I can't get into an agrument on here today; however, the logic presented by the blogger is faulty. Just because popular opinion - now dominated by modern relativistic thinking - is against the teaching of the church does not mean that the Church should change it's position.
Abortion is considered appropriate by large numbers of the public - should the Church embrace this practice to stay out of the crosshairs of public opinion?
Also, considering the fact that the majority of the liberal mainline Protestant churches have adopted this dogma of liberal relativism YET they continue to decline in both membership and influence in the public square.
We are called to be the salt of the earth - not to blend in with moral disintergration and confussion of the modern world...
I think that's because they ARE intolerant and narrow-minded.

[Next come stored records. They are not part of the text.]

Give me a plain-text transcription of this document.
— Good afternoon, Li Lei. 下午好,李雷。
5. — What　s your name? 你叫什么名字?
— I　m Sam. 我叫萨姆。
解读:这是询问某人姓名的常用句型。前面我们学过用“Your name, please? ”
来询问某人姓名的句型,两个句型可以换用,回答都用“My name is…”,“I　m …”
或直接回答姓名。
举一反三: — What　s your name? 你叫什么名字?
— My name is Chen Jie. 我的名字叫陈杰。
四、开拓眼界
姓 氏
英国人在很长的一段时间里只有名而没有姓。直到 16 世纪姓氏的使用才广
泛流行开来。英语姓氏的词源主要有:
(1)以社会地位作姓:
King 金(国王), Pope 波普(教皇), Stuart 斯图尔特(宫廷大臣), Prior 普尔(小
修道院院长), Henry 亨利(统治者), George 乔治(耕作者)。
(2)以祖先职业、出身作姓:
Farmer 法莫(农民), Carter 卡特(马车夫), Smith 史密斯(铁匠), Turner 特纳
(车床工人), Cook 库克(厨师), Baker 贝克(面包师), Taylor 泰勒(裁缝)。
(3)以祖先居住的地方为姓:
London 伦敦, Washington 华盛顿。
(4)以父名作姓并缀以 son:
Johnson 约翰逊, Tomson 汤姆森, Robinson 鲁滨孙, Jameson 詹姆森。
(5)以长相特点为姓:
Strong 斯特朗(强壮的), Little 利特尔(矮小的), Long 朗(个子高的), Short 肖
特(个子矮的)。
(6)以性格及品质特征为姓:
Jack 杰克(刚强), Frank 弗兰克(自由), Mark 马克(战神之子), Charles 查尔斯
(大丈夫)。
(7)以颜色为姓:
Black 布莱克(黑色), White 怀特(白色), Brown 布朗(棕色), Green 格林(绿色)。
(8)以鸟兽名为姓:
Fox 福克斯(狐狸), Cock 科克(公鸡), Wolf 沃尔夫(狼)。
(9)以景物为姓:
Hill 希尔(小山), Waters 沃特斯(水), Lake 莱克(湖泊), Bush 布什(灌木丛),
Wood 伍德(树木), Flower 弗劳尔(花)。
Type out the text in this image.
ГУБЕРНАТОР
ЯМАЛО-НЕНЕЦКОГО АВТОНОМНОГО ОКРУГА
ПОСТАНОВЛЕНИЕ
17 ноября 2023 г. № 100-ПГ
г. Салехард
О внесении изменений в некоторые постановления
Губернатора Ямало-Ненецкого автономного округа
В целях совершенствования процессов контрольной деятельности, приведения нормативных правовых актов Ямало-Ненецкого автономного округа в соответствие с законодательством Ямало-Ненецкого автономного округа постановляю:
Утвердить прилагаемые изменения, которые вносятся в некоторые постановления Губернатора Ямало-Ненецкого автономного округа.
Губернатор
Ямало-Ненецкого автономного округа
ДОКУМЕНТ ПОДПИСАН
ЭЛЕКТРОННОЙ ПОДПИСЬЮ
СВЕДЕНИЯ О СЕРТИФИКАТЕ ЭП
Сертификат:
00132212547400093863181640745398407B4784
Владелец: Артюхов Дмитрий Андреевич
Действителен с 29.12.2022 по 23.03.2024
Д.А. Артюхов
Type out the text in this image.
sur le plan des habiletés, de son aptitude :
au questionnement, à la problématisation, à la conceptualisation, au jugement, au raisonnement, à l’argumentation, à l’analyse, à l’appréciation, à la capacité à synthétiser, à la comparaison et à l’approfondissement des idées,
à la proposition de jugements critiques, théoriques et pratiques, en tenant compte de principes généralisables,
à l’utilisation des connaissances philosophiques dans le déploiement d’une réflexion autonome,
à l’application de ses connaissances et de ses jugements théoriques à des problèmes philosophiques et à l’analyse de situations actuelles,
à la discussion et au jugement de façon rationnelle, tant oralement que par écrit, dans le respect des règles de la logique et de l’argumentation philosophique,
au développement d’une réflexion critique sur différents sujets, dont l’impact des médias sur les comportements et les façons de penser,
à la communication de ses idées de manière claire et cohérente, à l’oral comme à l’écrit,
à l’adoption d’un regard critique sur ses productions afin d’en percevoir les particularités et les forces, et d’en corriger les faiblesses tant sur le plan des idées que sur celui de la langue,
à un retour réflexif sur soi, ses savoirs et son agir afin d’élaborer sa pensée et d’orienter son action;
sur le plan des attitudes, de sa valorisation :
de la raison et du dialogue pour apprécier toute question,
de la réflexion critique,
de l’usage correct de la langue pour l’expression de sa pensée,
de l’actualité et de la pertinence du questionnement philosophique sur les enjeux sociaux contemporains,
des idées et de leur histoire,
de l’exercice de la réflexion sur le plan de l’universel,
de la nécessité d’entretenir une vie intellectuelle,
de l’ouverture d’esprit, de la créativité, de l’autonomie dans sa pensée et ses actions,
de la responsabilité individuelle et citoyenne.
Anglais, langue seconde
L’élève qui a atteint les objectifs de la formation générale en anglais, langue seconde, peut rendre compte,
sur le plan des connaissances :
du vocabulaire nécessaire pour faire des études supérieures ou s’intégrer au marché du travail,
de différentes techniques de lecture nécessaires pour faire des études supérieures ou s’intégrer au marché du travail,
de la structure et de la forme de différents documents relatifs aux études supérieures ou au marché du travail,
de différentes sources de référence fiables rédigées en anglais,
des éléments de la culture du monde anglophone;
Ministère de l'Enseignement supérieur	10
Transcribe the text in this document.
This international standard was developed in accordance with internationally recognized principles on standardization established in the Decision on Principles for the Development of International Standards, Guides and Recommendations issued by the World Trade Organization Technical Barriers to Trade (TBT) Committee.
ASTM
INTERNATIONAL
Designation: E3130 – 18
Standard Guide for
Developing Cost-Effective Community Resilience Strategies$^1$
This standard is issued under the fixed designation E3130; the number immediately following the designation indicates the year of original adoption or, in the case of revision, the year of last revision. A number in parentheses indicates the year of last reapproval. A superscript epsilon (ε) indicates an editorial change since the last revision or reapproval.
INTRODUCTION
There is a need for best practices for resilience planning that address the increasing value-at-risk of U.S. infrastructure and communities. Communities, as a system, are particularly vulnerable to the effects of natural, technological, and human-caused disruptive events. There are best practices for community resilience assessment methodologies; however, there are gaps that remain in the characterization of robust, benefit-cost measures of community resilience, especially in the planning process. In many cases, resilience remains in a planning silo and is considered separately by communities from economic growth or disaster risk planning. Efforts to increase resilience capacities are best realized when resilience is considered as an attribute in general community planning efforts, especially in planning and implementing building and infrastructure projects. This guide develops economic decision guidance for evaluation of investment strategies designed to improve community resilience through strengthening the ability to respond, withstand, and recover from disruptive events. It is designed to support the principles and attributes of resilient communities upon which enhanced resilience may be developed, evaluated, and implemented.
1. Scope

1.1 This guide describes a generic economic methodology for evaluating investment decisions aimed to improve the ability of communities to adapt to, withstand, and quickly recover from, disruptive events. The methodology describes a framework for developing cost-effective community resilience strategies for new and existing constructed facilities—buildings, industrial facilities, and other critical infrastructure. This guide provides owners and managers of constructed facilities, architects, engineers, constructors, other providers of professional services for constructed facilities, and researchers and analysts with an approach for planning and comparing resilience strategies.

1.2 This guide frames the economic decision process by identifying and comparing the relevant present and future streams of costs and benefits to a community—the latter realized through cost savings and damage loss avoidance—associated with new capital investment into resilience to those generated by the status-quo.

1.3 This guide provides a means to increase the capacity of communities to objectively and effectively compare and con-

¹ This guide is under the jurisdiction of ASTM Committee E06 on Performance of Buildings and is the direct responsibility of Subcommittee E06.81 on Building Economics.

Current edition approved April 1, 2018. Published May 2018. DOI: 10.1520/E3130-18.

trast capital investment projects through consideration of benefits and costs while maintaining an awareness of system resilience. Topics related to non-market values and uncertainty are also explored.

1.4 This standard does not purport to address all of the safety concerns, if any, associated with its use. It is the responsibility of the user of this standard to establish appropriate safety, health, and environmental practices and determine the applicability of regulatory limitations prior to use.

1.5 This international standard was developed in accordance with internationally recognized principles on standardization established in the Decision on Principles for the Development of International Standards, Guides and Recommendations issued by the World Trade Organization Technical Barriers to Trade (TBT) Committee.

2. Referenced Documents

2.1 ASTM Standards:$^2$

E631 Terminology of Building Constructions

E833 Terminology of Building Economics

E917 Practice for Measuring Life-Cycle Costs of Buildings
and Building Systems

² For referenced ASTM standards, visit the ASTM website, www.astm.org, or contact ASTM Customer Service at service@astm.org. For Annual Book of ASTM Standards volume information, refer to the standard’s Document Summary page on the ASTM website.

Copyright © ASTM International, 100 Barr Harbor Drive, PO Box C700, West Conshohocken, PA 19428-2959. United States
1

The result of these kinds of punative actions will merely be to undermine understanding and acceptance of Catholic sexual teaching.
God Bless
This was a deeply unpopular stance that most other religious demoninations did not take and the majority of public opinion is against.
However, when considering the impact of birth control on STD rates, unsustainable population decreases in Western (+Japan, Russia) socities, environmental damange of estrogen in water sources, divorce, and general abstraction/degridation of human sexuality - it is not a far strech that the Church was correct in her original condemnation and prohibition.
This is much more similar a comparison than on the issue of abortion.
And, if we want to truly be thoughtful on this issue we should consider the long-term societal impacts of such actions or lifestyles, as opposed to the simple psychological or individual impacts.
The teaching on birth control has much more authority when based on an opposition to Eugenics. It gets dicier when the celibate clergy tries to judge the quality of married love when contraception is used - or when it takes a position on medical ethics while disregarding the opinion of the community of embryologists and sexual ethicists.
"However the church chooses to respond will hearten some and infuriate others. But it will be important for Catholics to remember that as same-sex marriage becomes more mainstream, decisions like the one made in the Judd situation will be looked at by many as intolerant and narrow-minded."
Without knowing the specifics of this case, the author has already made an assumption of how the church chose to respond; and has already condemned the diocese as making an intolerant and narrow-minded.
The diocese says she resigned. Judd claims she was pressured to do so and is exploring legal options. That's all the public knows at this point. Snap judgments like Mr. O'Louglin's do no good. Keep in mind that the diocese...any diocese, really...is an effective punching bag and quite a large target these days, legally speaking. To "thoughtfully consider" the church's policies, reserve judgment until those policies are clear. As of yet, at least in this specific case, they are not.